Ami(e)s touristes, vous auriez tort de passer à côté de cet hébergement original. A noter que selon les tarifs, un love hotel peut revenir meilleur marché qu’un hôtel classique.
En raison des commodités pratiques de discrétion et de budget, on y croise donc toutes sortes de gens et ce n’est pas juste un nid de vieux pervers en imper.

Les bonus

Bon, jusqu’ici, à part une architecture tape à l’œil et des découpages horaires qui en disent long, rien de bien de nouveau sous le soleil (levant).

Ces lieux d’heureuse perdition proposent les commodités classiques d’un hôtel, plus ou moins nombreuses selon l’opulence des lieux. En général, le niveau de confort y est élevé, plus que le niveau moyen des appartements individuels en tout cas. En bonus, des chambres à thème avec décors et accessoires, ainsi qu’un catalogue d’artillerie lourde à disposition (tenues et autres joujoux).
Le véritable intérêt du lieu est là ! A côté de la piaule purement pratique pour une copulation standard, c’est aussi l’endroit où l’on peut s’offrir avec sa dulcinée un voyage au pays des fantasmes. Comme une virée dans un Disneyland pour adultes où Minnie n’aurait pas de culotte.

Il va de soi que je voulais tester la chose avec Yumiko. Ma femme est une salope, je n’ai pas eu de mal à la convaincre. (Salope est ici à prendre au sens affectueux de “grosse cochonne nymphomane” qui s’accorde parfaitement avec le gros vicelard porté sur la cuisse que je suis. Sur ce plan, je suis une sacrée salope aussi, mâle en l’occurrence.) Pour l’occasion, on a choisi un établissement haut de gamme à 18000 ¥ la nuit (environ 180 €). Il va de soi aussi qu’après ce premier essai, d’autres suivront (ben oui, ça revient quand même moins cher que transformer et équiper notre home sweet home en manoir de la gaudriole selon l’envie du moment).

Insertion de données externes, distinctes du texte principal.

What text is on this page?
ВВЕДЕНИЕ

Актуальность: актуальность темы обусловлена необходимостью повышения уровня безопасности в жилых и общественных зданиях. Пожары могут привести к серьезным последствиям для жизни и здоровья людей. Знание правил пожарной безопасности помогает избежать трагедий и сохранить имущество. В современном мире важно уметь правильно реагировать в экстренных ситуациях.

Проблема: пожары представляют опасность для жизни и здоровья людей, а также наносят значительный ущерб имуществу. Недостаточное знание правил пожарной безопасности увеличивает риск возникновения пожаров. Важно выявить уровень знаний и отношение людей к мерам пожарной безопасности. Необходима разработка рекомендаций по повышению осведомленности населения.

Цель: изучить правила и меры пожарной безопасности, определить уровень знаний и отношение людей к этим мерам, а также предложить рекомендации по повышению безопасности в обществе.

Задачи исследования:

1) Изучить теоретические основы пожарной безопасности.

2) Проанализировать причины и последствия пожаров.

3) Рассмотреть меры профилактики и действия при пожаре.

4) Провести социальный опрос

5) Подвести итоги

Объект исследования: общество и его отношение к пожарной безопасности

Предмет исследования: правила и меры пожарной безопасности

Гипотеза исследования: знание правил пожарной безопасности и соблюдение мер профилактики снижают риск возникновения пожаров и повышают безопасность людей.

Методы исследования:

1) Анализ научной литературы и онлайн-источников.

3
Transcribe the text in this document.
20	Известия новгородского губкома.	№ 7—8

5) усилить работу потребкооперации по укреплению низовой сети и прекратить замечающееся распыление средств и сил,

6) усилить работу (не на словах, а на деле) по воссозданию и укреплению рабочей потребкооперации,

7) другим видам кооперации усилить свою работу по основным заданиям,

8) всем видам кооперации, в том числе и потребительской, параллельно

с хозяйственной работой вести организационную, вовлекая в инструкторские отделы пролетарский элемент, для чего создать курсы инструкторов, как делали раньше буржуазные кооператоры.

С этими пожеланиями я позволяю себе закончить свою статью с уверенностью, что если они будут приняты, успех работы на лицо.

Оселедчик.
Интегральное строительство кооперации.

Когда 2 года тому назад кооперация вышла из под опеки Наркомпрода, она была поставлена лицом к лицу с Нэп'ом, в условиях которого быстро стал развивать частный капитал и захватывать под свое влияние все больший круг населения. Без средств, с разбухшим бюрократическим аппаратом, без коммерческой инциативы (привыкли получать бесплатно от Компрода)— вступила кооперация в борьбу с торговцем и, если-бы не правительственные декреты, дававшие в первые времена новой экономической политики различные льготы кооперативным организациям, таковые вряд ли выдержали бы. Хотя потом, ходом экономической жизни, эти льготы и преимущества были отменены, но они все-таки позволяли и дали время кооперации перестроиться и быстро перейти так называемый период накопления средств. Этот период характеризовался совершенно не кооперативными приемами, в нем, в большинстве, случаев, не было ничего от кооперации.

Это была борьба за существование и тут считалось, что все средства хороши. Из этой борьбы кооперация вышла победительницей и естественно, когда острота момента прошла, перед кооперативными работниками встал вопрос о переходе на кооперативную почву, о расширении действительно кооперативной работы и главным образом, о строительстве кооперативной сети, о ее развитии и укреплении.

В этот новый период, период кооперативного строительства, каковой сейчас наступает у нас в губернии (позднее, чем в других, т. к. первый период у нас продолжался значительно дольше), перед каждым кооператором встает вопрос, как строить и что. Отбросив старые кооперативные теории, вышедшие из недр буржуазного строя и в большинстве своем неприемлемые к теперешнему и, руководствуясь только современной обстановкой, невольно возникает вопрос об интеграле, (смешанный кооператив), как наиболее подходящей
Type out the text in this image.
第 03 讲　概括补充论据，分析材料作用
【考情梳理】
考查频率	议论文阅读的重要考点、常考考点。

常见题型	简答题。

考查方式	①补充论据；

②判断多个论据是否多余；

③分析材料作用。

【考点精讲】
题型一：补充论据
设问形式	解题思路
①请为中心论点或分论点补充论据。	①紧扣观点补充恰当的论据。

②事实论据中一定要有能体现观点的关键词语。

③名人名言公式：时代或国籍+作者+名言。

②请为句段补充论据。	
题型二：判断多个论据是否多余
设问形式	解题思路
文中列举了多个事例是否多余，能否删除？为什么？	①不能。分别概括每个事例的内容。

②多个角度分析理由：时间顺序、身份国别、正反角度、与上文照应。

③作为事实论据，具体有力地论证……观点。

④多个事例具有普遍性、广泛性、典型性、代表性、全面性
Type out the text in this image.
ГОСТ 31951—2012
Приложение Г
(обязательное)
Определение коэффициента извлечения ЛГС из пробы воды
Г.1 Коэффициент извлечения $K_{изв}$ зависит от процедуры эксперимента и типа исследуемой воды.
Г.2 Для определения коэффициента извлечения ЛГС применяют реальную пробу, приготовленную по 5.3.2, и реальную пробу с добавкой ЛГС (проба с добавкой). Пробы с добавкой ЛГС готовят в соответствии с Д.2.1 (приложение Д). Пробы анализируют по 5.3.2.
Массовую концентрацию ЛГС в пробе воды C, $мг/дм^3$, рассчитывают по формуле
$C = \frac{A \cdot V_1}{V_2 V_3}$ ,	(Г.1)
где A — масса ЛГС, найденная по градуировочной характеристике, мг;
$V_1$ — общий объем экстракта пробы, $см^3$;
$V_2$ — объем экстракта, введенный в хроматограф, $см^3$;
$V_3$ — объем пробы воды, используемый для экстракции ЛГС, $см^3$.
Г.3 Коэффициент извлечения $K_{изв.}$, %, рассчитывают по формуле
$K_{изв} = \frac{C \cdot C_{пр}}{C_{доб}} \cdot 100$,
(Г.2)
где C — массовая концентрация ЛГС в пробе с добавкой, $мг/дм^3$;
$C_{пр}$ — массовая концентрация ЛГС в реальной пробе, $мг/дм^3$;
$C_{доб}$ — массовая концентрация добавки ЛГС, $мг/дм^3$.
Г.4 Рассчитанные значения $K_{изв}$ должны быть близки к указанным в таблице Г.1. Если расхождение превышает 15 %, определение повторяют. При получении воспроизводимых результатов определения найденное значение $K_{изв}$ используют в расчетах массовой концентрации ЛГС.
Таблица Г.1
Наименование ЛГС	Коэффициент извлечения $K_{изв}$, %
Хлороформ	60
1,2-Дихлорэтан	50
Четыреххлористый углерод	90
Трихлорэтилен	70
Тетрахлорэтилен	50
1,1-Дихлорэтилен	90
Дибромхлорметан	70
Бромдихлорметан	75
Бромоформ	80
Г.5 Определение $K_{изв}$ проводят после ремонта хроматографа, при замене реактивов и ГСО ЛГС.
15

Tout l’intérêt vient des chambres à thèmes ou des services/accessoires proposés (encore que sur ce dernier point, Yumi ne manque de rien…). On y trouve tout et n’importe quoi, il y en a pour tous les goûts, toutes les pratiques et tous les délires ! Un seul mot d’ordre : quoi que vous ayez en tête, du plus classique au plus débridé, vous le trouverez quelque part.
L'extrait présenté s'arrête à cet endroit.